Nothing is so simple that it cannot be misunderstood.

Thomas, Clarence
On matters of consequence, reasons and arguments must be of consequence.

Feb. 13, 2001 - from his Francis Boyer Lecture to the American Enterprise Institute
Thoreau, Henry David
Every generation laughs at the old fashions, but religiously follows the new.

Thurber, James
You can fool too many of the people too much of the time.

1945 - from The Thurber Carnival
Twain, Mark
The man with a new idea is a crank until the idea succeeds.

It is easier to believe a lie that one has heard a thousand times than to believe a fact that no one has heard before.

Not to know is bad; not to wish to know is worse.

African proverb
Sticks in a bundle are unbreakable.

Kenyan proverb
A concept is stronger than a fact.

Van Doren, Charles
Nothing is more conducive to progress than the widespread belief that it can occur.

Vidal, Gore
For the average American freedom of speech is simply the freedom to repeat what everyone else is saying and no more.

Webster, Daniel
Let us thank God that we live in an age when something has influence besides the bayonet, and when the sternest authority does not venture to encounter the scorching power of public reproach.

Jun. 17, 1825 - [Must we go back to bayonets now?

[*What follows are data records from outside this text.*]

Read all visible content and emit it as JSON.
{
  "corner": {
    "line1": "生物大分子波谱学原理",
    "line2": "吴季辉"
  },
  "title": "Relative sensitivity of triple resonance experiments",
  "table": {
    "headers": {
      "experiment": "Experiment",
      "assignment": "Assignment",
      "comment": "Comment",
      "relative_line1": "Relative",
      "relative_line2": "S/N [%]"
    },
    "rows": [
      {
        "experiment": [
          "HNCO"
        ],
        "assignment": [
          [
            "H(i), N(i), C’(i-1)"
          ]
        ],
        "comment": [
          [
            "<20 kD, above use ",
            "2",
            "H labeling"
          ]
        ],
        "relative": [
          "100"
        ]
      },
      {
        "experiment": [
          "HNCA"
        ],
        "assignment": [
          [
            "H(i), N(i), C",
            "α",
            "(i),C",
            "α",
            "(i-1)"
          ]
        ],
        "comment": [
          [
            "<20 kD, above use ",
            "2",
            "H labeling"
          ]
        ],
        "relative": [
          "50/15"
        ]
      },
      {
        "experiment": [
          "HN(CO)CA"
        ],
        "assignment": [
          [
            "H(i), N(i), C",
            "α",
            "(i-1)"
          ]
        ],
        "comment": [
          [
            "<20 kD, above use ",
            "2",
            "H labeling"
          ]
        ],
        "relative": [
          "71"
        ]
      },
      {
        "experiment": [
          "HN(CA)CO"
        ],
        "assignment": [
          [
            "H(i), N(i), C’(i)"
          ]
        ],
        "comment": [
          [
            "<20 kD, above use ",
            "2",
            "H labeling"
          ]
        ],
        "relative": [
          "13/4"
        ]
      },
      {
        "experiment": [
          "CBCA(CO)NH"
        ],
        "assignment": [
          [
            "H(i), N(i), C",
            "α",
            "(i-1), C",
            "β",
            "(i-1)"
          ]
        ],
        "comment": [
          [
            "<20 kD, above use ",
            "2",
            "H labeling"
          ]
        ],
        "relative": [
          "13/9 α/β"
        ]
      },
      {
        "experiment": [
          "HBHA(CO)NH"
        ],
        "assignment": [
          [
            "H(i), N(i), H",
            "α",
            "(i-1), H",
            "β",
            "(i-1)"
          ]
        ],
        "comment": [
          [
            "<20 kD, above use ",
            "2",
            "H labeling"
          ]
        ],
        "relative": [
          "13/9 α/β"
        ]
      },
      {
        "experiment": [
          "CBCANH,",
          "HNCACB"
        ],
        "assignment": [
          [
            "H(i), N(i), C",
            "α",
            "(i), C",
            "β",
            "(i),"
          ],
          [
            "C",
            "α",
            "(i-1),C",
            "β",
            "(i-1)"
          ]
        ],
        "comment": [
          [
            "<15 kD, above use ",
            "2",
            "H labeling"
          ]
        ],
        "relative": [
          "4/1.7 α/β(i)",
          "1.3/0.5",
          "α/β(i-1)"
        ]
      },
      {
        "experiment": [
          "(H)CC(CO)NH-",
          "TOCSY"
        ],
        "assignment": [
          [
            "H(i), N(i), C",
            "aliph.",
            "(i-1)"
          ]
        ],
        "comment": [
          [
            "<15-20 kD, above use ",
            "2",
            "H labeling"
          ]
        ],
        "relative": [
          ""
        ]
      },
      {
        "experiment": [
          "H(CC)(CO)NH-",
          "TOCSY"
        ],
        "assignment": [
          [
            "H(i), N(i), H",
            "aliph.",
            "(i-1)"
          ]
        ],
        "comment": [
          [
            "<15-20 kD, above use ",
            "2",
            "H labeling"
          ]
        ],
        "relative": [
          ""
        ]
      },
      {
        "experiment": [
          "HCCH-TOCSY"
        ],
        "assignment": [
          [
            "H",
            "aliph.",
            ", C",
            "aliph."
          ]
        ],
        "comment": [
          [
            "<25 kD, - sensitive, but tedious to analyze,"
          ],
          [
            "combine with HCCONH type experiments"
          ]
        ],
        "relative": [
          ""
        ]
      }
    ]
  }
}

Ed.] from a speech at the foundation of the Bunker Hill monument commemorating the soldiers of the American Revolution
Wilde, Oscar
The public is wonderfully tolerant. It forgives everything except genius.

1888 - from The Critic as Artist
Formerly we used to canonize our heroes. The modern method is to vulgarize them. Cheap editons of great books may be delightful, but cheap editions of great men are absolutely detestable.

1891 - from The Critic as Artist
The public have an insatiable curiosity to know everything, except what is worth knowing. Journalism, conscious of this, and having tradesman-like habits, supplies their demands.